Kubernetes may evict Pipeline pods under node resource pressure. To confirm, run:

kubectl describe pipeline-<pipeline-id>-0

and look for

Status: Failed
Reason: Evicted

You can also view the eviction event in your cluster monitoring stack (e.g. Datadog).

Evictions typically happen only when running Feldera in shared Kubernetes clusters. The pods to evict are determined by Kubernetes Quality-of-Service classes.
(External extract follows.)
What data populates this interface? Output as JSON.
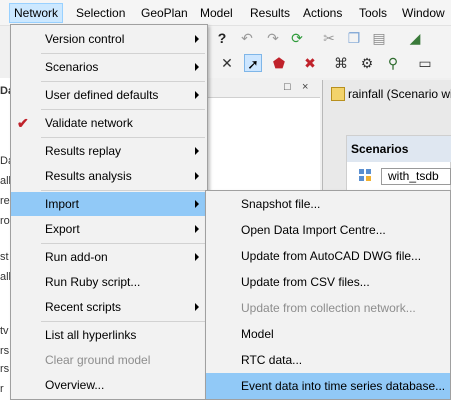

By default, Feldera Pipelines do not reserve any CPU or memory resources, which puts them in the BestEffort priority class, making them eviction candidates. To raise their priority:

  1. Burstable class: reserve a minimum amount of memory and CPU:

    "resources": {
    "cpu_cores_min": 16,
    "memory_mb_min": 32000,
    }
  2. Guaranteed class: set minimum and maximum resources to the same value, for memory and CPU:

    "resources": {
    "cpu_cores_min": 16,
    "cpu_cores_max": 16,
    "memory_mb_min": 32000,
    "memory_mb_max": 32000,
    }

Rust Compilation Errors

Error: No space left on device during Rust compilation

Solution: Ensure the compiler-server has sufficient disk space (20Gib by default, configured via the compilerPvcStorageSize value in the Helm chart).

Diagnosing Performance Issues

When investigating pipeline performance, Feldera support will typically request:

  1. Performance Tab: screenshots of the Performance tab in the UI to see memory usage, record counts, and processing times

  2. Pipeline Logs Tab: for warnings and errors

  3. Circuit Profile: from the circuit profile API.

  4. Heap Profile: from heap usage API.